Mulcair announced that an NDP government would implement a National Child Care program modeled after the successful Quebec program, creating one million $15-a-day child care spaces. Women suffer the most from the lack affordable, quality child care, which stand as a barrier to getting back into the workplace. Research also shows that government-funded child care pays for itself by increasing participation in the workforce, resulting in more tax revenues for government. With the federal government projecting budget surpluses, now would be the time to launch the first new truly national social program seen in a very long time.

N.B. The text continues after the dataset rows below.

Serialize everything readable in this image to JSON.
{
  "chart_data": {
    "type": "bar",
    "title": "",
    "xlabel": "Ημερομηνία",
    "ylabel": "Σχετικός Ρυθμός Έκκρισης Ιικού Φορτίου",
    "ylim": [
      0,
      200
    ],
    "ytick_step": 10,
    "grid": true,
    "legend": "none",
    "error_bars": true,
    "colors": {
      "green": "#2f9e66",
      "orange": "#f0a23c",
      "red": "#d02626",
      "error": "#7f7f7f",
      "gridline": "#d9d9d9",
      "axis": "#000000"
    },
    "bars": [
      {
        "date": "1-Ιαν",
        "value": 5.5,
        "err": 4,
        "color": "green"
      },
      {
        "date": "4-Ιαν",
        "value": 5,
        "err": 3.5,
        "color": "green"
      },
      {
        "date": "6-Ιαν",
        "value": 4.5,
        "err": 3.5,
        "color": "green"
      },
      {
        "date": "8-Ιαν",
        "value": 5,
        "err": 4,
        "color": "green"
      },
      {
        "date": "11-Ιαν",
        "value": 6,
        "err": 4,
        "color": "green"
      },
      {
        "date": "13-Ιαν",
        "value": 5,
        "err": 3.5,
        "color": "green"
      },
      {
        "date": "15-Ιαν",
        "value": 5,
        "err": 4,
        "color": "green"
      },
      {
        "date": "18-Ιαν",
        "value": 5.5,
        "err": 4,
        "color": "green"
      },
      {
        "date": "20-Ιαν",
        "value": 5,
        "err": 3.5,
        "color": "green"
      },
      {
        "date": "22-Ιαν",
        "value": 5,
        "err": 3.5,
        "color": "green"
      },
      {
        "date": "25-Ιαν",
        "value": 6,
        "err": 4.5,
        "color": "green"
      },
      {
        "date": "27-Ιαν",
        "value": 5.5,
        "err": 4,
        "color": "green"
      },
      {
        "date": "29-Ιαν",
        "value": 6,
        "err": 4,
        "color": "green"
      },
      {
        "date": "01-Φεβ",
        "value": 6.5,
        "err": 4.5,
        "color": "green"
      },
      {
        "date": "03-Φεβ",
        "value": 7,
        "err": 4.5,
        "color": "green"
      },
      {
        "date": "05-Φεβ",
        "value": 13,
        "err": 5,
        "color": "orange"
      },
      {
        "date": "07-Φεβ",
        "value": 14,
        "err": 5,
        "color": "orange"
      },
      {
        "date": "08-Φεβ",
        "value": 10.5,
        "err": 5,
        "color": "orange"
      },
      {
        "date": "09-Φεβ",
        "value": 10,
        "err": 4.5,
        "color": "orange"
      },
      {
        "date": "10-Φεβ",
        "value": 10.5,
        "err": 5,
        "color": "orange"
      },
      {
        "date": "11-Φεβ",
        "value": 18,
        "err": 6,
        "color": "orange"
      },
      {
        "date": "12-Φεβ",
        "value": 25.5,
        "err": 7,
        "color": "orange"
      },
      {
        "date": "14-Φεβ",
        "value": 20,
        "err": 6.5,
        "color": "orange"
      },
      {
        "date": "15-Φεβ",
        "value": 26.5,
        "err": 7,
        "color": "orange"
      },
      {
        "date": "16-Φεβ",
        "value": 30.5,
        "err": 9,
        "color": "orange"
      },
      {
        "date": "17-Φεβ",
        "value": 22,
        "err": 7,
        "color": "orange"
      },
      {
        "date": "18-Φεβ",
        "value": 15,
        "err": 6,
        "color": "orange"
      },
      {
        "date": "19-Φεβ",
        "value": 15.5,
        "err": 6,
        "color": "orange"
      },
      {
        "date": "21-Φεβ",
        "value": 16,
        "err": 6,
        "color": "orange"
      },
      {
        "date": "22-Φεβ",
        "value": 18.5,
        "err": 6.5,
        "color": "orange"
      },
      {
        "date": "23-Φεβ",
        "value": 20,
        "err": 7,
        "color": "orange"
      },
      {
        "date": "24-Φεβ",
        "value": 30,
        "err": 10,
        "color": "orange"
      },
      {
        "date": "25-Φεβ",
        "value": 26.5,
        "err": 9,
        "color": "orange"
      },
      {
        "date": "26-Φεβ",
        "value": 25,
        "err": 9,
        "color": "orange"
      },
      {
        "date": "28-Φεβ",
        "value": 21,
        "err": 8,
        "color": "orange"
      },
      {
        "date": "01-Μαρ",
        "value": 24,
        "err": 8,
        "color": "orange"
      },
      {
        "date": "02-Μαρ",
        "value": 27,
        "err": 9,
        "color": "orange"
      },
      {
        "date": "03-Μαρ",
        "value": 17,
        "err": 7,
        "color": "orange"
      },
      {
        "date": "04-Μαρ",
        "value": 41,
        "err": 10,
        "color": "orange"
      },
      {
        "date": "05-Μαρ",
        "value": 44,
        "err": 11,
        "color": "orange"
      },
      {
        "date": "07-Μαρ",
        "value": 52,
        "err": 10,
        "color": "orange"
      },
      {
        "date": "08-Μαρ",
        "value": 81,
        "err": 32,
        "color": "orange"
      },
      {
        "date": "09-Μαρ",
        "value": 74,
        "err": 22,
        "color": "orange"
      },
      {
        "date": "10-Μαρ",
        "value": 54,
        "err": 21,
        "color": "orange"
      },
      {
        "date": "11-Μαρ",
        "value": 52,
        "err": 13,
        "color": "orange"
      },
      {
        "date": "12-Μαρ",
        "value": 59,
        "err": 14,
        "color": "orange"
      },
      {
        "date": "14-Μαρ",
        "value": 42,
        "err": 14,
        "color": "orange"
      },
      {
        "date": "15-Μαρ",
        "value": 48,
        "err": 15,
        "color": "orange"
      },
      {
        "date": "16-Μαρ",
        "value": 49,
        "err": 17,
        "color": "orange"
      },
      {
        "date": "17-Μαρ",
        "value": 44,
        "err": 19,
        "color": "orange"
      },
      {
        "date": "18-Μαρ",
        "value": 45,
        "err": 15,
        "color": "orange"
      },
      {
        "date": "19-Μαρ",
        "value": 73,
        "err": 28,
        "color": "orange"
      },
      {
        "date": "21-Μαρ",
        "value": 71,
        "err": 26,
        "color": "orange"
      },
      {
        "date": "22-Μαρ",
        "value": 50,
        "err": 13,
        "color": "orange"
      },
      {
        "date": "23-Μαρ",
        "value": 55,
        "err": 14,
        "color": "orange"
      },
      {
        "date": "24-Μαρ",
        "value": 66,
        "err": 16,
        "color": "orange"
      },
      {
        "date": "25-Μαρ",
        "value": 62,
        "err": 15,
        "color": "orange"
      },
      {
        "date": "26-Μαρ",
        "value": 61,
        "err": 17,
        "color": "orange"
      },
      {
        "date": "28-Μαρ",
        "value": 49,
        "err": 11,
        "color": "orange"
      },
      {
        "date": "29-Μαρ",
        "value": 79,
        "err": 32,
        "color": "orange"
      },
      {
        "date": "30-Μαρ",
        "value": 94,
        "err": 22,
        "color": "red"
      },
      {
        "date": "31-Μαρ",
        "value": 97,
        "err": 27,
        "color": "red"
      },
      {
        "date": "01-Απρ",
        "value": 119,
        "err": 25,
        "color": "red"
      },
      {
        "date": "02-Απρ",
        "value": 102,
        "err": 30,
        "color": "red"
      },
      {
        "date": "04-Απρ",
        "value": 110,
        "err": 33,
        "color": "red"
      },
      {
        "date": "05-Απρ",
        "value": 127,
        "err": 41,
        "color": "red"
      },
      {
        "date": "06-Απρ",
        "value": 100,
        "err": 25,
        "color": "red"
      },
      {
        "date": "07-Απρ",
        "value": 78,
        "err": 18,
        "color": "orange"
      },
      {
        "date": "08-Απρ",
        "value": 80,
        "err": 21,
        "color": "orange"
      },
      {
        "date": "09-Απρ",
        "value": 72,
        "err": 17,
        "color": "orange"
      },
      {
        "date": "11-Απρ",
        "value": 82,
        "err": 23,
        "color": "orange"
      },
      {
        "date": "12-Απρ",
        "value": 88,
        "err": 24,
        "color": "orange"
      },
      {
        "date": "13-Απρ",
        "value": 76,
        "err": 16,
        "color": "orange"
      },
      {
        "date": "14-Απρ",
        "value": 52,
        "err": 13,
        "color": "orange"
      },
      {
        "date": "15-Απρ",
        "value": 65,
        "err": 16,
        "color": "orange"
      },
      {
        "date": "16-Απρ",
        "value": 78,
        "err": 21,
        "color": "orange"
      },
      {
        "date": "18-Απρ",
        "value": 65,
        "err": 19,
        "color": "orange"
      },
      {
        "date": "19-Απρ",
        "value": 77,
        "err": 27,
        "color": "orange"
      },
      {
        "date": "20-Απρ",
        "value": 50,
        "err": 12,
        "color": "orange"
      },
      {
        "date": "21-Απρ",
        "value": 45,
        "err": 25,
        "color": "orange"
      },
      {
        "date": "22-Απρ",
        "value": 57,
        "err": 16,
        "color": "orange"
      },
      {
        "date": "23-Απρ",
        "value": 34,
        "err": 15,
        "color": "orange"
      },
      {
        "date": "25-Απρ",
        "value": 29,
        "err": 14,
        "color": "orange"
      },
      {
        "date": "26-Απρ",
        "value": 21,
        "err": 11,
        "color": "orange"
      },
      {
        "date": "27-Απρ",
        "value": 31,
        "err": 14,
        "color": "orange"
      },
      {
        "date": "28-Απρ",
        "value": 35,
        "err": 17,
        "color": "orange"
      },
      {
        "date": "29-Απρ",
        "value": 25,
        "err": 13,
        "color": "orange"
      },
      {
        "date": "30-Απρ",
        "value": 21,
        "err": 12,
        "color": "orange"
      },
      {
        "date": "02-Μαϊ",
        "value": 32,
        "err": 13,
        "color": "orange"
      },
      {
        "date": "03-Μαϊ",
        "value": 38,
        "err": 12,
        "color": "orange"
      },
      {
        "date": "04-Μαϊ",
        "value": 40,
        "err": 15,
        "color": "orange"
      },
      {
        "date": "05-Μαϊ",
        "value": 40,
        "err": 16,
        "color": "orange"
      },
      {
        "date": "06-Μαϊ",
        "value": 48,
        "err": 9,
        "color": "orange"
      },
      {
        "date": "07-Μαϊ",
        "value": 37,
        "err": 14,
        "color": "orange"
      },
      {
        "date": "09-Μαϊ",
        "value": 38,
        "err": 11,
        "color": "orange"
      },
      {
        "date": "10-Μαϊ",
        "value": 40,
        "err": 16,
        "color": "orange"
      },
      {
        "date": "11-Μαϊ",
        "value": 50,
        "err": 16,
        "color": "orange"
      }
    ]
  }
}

Harper responded with his same old bag of tricks, including his plan for Income Splitting disguised with the gentle title “The Family Tax Cut”. No matter what he calls it, Harper’s income splitting plan has been universally panned — including by some of Harper’s most ideological friends like the C.D. Howe Institute whose report showed that 85% of households received no benefit under the plan. Even the late Jim Flaherty, Harper’s own former finance minister, criticized it for benefiting only wealthy Canadians. Harper’s Minister of State for Social Development, Candace Bergen, has also admitted income splitting would not benefit single parents or low income Canadian families.
On top of Harper’s plan to give the richest Canadian a tax cut they don’t need, the con boss has increased the child care benefit per child up to age six, from $100 to $160 a month while at the same time eliminating the Child Tax Credit. Meanwhile, the average cost for daycare across the country is around $1,000 a month. And while Harper’s child care benefit scheme will spend $26 billion of taxpayer’s money over the next six years, it does not include a plan to create even one new accessible, affordable child care space.
With the election still six to twelve months away, these two competing visions are just the start of the campaign. But for an opening salvo, we have the Harper option of further tax breaks for the wealthy, versus an NDP plan to provide affordable universal child care to families so they can increase their participation in the work force in a meaningful way while creating more tax revenues for government.